Ultan Kelly, Senior Director, Cobham Wireless
The test and measurement (T&M) industry is likely to face significant challenges in the next few years. The growth of internet of things (IoT) and machine-to-machine communication, and the introduction of new connectivity standards pose new challenges for the industry. Alongside this, cybersecurity threats are increasing every day, often with catastrophic effects. Thus, the need for high quality network validation and testing to ensure network security becomes more fundamental than ever.
IoT has already made a huge impact on industries such as healthcare and automotive. By 2021, there will be more connected devices than there are people on this planet. Further, it is clear that we will become increasingly reliant on the services that IoT provides in the not-so-distant future.
Alongside the rise of IoT, there has been a rise in cybersecurity attacks. One of the most recent global attacks was WannaCry, a form of ransomware. It brought down huge networks such as the UK’s National Health Service and even impacted telecommunication providers such as Spain’s Telefonica and Bell Canada. With the healthcare industry becoming more dependent on internet-connected devices, it is important to realise that IoT is vulnerable to attacks on this scale too. For instance, late last year, an MIRAI malware targeted CCTV video cameras and digital video recorders, enabling a distributed denial of service (DDoS) attack on Dyn software. This remains the largest DDoS attack recorded and brought down internet giants such as Twitter, Spotify and Reddit.
The DDoS attack on Dyn demonstrates that a threat via IoT devices is always a possibility. It is daunting to consider the impact that a security breach could have on increasingly IoT-reliant hospitals. In such a case, internet-reliant healthcare machinery could be halted and lifesaving equipment would be redundant, or attackers could even gain access, via connected devices, and disable the operating system. As IoT continues to flourish and our dependence on it increases, this possibility becomes all the more terrifying.
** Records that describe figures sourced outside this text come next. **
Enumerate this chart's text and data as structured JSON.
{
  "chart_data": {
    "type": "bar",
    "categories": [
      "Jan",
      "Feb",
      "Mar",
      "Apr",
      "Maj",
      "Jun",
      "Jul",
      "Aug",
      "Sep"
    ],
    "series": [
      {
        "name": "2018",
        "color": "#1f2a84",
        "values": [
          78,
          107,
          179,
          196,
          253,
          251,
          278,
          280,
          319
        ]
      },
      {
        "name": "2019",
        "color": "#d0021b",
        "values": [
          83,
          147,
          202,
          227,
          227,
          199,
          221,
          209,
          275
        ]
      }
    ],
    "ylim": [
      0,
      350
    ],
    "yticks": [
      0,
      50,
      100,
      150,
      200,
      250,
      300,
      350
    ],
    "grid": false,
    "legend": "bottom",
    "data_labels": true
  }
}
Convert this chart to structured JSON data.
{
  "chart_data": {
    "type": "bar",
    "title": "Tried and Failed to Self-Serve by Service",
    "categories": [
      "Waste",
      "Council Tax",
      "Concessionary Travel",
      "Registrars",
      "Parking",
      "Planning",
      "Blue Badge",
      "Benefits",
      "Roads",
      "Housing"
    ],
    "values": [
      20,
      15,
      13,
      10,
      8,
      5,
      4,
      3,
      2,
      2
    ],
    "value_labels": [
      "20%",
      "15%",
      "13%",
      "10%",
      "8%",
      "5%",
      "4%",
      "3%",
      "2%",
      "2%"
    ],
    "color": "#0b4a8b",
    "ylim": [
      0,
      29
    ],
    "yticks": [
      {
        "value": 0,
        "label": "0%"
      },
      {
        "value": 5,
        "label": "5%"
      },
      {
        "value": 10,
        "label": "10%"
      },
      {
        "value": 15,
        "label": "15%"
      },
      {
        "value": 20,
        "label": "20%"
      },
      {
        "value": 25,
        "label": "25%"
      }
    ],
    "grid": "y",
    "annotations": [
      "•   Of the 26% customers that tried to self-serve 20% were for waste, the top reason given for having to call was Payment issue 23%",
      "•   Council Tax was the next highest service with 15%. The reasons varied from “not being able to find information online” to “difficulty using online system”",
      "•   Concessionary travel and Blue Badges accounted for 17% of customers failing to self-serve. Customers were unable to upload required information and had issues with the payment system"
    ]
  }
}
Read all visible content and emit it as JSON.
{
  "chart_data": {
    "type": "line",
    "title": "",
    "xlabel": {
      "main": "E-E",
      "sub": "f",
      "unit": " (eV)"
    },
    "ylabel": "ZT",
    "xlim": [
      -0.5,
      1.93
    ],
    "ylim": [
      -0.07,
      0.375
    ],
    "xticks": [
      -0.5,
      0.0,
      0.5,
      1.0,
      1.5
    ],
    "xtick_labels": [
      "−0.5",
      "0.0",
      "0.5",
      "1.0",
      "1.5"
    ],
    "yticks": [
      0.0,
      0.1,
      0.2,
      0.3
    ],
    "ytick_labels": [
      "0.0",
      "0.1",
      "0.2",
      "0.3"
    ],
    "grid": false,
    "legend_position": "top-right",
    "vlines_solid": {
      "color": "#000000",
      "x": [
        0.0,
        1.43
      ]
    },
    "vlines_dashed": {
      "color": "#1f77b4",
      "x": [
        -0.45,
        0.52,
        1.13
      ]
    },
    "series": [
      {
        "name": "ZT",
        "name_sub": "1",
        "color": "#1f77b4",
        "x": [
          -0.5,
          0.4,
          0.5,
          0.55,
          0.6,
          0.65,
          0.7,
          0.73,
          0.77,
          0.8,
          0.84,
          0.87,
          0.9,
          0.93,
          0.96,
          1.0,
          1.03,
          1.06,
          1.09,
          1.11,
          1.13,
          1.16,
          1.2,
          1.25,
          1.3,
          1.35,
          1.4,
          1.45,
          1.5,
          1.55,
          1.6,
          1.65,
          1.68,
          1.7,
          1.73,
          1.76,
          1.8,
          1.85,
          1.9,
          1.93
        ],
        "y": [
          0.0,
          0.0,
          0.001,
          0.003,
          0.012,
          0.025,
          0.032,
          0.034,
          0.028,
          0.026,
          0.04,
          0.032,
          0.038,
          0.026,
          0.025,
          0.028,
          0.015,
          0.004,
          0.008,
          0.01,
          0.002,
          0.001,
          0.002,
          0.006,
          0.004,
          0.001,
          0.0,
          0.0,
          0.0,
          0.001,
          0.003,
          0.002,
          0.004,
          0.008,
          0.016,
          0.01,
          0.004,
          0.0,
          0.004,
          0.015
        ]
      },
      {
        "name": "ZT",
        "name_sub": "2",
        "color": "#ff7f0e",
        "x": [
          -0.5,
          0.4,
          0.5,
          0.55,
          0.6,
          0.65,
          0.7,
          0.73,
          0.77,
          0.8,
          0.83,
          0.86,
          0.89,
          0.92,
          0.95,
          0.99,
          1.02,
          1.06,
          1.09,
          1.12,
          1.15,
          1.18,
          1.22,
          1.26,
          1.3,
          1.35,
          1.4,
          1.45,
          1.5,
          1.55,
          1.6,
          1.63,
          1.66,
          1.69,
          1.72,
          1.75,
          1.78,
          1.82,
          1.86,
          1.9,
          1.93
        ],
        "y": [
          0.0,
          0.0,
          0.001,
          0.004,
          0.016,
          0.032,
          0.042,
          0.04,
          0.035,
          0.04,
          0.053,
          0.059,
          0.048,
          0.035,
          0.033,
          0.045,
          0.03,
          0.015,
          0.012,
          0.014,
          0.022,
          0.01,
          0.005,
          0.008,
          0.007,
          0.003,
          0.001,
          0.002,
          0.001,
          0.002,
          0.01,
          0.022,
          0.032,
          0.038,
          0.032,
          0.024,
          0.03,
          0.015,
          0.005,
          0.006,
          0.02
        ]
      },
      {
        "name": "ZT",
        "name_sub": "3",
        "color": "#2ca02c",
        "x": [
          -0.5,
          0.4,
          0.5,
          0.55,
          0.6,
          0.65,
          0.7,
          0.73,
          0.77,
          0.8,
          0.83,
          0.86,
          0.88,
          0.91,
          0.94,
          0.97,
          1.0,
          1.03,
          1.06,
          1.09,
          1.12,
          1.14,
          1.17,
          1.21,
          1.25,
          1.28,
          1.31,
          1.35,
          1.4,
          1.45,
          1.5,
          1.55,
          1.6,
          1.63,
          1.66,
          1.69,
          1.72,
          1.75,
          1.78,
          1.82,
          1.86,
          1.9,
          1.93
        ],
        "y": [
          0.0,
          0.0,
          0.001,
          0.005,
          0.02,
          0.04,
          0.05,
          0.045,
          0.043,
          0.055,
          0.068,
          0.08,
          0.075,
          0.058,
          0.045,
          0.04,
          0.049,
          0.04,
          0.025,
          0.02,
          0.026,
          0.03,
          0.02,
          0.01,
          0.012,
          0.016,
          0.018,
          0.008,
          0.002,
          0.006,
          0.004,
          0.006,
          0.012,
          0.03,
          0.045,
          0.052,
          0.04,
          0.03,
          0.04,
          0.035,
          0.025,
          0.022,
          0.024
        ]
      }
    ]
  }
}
As IoT becomes more profitable, providers are eager to deploy new connectivity standards ahead of the introduction of 5G, including NB-IoT, LoRa or Sigfox. All of these aim to create a more seamless IoT network ecosystem, providing low latency and high bandwidth content caching to avoid overloading backhaul and core networks. However, in the haste, they are, in fact, another aspect of IoT that could impact security. Providers are at risk of letting the security of these new modes of connectivity slip as they are rushed into deployment. As hackers become more sophisticated, the new connectivity standards are just as vulnerable as the current ones, such as long term evolution or Wi-Fi.
As such, network providers must develop a new approach to how their radio access network (RAN) and core networks are architected and validated, not just from a performance perspective, but also with security as a priority. In order to prevent and protect against future cybersecurity attacks, operators need to carry out regular vulnerability tests, re-evaluating their T&M strategy.
Testing next-generation firewalls against perceived threats to ensure network resiliency is no longer sufficient, given the sophistication of modern security attacks. Instead, operator defences must be thoroughly examined throughout the network life cycle against new hacking techniques. It is essential that this is performed against a background of emulated network application traffic to guarantee the effectiveness of infrastructure in real-world scenarios. There are solutions available to telecommunication providers that can offer unprecedented realism. Gone are the days of manual test cases; it is simply unrealistic to expect networks to be validated on this scale using outdated T&M functions.
Instead, operators now have access to preventative measures in the form of emulation and security performance solutions, which can test application services, and wired and wireless networks. Virtualised testing solutions can run anywhere, from a lab, a datacentre and even on the cloud. The flexibility of a virtualised environment enables operators to enact scalable real-world applications and threat emulation. With this approach, operators can test their networks on a global scale from almost any location.
For IoT to reach its full potential, it is essential that it is reliable. However, it is important to understand that reliability does not refer simply to function. The provision of new connectivity standards is not enough to prop up the extraordinary amount of machine-to-machine devices flooding the market. In order for IoT to truly succeed and continue to have a meaningful impact on our lives, it is fundamental for telecommunication providers to employ high quality T&M solutions. They need to address exactly how their RAN and core networks are architected and validated to ensure that the devices we are increasingly reliant on are not subject to potentially traumatic cybersecurity threats, which can now be so effectively prevented.